Actinobacteria Compost Bioaerosol Airborne microorganisms Nocardiopsis alba Occupational exposure Indoor microbial exposure 



Polish Collection of Microorganisms


Deutsche Sammlung von Mikroorganismen


Japan Collection of Microorganisms


Mushroom compost facility


Yeast extract–peptone glucose medium


Colony-forming units


Thin-layer chromatography

1 Introduction

A harmful occupational and environmental microbial exposure has been recognized in agriculture for decades. Members of the class Actinobacteria are predominant among airborne environmental microorganisms and represent an important trigger to human respiratory health. Airborne spores of Saccharopolyspora, Streptomyces, and Thermoactinomyces genera (Firmicutes) are responsible for hypersensitivity pneumonitis known as farmer’s or mushroom worker’s lung (Zacharisen and Fink 2011; Xu et al. 2002; Moore et al. 2004) and other severe health effects (Kagen et al. 1981; Lacey and Dutkiewicz 1994).

Spore-forming actinobacteria of the Nocardiopsis genus are opportunistic pathogens rarely encountered in clinical practice. Nevertheless, N. dassonvillei is known as etiologic agent of mycetoma (Sindhuphak et al. 1985), skin lesions, alveolitis (Bernatchez and Lebreux 1991), and pulmonary infections (Mordarska et al. 1998). Diagnostic tests based on biochemical reactions applied in clinical microbiology often do not include actinobacteria; therefore, chemotaxonomic analyses are recommended. Chemotaxonomic markers of the genus Nocardiopsis are comprised of a characteristic fatty acid and polar lipids profile with phosphatidylcholine (Lechevalier et al. 1977) and two major glycolipids (Mordarska et al. 1998). The other chemical markers of Nocardiopsis are peptidoglycan component meso-2,6-diaminopimelic acid (meso-DAP) and the major menachinone (MK-10). There are no characteristic sugars in whole-cell hydrolysates.

Here, we describe an actinobacterial strain isolated from the air of a mushroom compost production facility (MCF) in central Poland. The occupational health service had been informed about a number of respiratory disorders among the workers directly involved in a production, as well as a co-owner of the facility employed in the office. The office worker developed hypersensitivity pneumonitis, a chronic respiratory disorder. To find a possible microbiological cause of these afflictions, the airborne bacteria were isolated and cultivated. Actinobacteria were found in many locations of the mushroom compost facility. The predominate thermotolerant aerial mycelium-producing bacterial strain was selected for identification. The complex morphological, chemotaxonomic, and phylogenetic characteristics were performed for the identification of the airborne actinobacterial strain.

2 Materials and methods

2.1 Description of test locations

The composting plant producing compost for mushroom growing was evaluated for environmental bacteriological contamination. The following locations were selected: production and sale halls (number of samples N = 9); laboratory and offices in factory (N = 7); entrance (N = 2); the factory owners’ house, located in a distance of 100 m from factory (N = 9); house entrance (N = 2); the owners’ cars (N = 2). Outdoor air samples (ca 2 km from the mushroom compost facility) were also collected (N = 5).

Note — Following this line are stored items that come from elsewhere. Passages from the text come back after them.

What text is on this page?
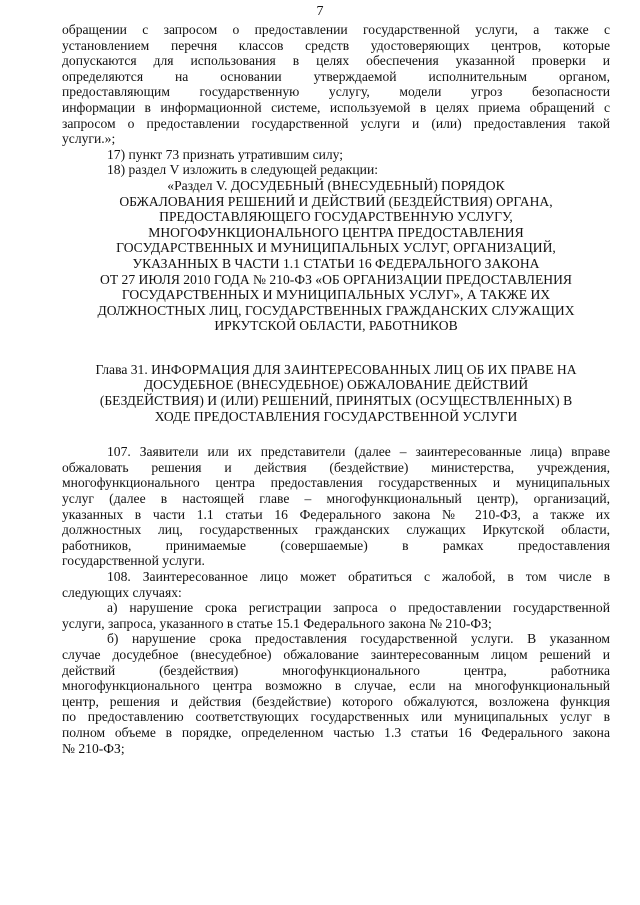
7

обращении с запросом о предоставлении государственной услуги, а также с

установлением перечня классов средств удостоверяющих центров, которые

допускаются для использования в целях обеспечения указанной проверки и

определяются на основании утверждаемой исполнительным органом,

предоставляющим государственную услугу, модели угроз безопасности

информации в информационной системе, используемой в целях приема обращений с

запросом о предоставлении государственной услуги и (или) предоставления такой

услуги.»;

17) пункт 73 признать утратившим силу;

18) раздел V изложить в следующей редакции:

«Раздел V. ДОСУДЕБНЫЙ (ВНЕСУДЕБНЫЙ) ПОРЯДОК
ОБЖАЛОВАНИЯ РЕШЕНИЙ И ДЕЙСТВИЙ (БЕЗДЕЙСТВИЯ) ОРГАНА,
ПРЕДОСТАВЛЯЮЩЕГО ГОСУДАРСТВЕННУЮ УСЛУГУ,
МНОГОФУНКЦИОНАЛЬНОГО ЦЕНТРА ПРЕДОСТАВЛЕНИЯ
ГОСУДАРСТВЕННЫХ И МУНИЦИПАЛЬНЫХ УСЛУГ, ОРГАНИЗАЦИЙ,
УКАЗАННЫХ В ЧАСТИ 1.1 СТАТЬИ 16 ФЕДЕРАЛЬНОГО ЗАКОНА
ОТ 27 ИЮЛЯ 2010 ГОДА № 210-ФЗ «ОБ ОРГАНИЗАЦИИ ПРЕДОСТАВЛЕНИЯ
ГОСУДАРСТВЕННЫХ И МУНИЦИПАЛЬНЫХ УСЛУГ», А ТАКЖЕ ИХ
ДОЛЖНОСТНЫХ ЛИЦ, ГОСУДАРСТВЕННЫХ ГРАЖДАНСКИХ СЛУЖАЩИХ
ИРКУТСКОЙ ОБЛАСТИ, РАБОТНИКОВ
Глава 31. ИНФОРМАЦИЯ ДЛЯ ЗАИНТЕРЕСОВАННЫХ ЛИЦ ОБ ИХ ПРАВЕ НА
ДОСУДЕБНОЕ (ВНЕСУДЕБНОЕ) ОБЖАЛОВАНИЕ ДЕЙСТВИЙ
(БЕЗДЕЙСТВИЯ) И (ИЛИ) РЕШЕНИЙ, ПРИНЯТЫХ (ОСУЩЕСТВЛЕННЫХ) В
ХОДЕ ПРЕДОСТАВЛЕНИЯ ГОСУДАРСТВЕННОЙ УСЛУГИ

107. Заявители или их представители (далее – заинтересованные лица) вправе

обжаловать решения и действия (бездействие) министерства, учреждения,

многофункционального центра предоставления государственных и муниципальных

услуг (далее в настоящей главе – многофункциональный центр), организаций,

указанных в части 1.1 статьи 16 Федерального закона № 210-ФЗ, а также их

должностных лиц, государственных гражданских служащих Иркутской области,

работников, принимаемые (совершаемые) в рамках предоставления

государственной услуги.

108. Заинтересованное лицо может обратиться с жалобой, в том числе в

следующих случаях:

а) нарушение срока регистрации запроса о предоставлении государственной

услуги, запроса, указанного в статье 15.1 Федерального закона № 210-ФЗ;

б) нарушение срока предоставления государственной услуги. В указанном

случае досудебное (внесудебное) обжалование заинтересованным лицом решений и

действий (бездействия) многофункционального центра, работника

многофункционального центра возможно в случае, если на многофункциональный

центр, решения и действия (бездействие) которого обжалуются, возложена функция

по предоставлению соответствующих государственных или муниципальных услуг в

полном объеме в порядке, определенном частью 1.3 статьи 16 Федерального закона

№ 210-ФЗ;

2.2 Isolation and cultivation of the bacteria

The samples of air, compost, and from surfaces in the MCF were collected during winter months (November–February 2009). Air samples were collected using a MAS-100 Eco Air Sampler (Merck Millipore). Fifty or hundred liters of air was aspirated and propelled onto a 90-mm Petri dish with either TSA medium (Tryptic Soy Agar, Merck, Germany) or YPG medium (yeast extract–peptone glucose medium; yeast extract 10 g L−1; peptone 20 g L−1, glucose 20 g L−1, pH 7.2). Solid media were prepared with the addition of nystatin (0.2 %). Samples were incubated at 37 ± 2 and 55 ± 2 °C for 48 and 72 h. Bacterial colonies were counted and reported as cfu m−3 (colony-forming units per cubic meter).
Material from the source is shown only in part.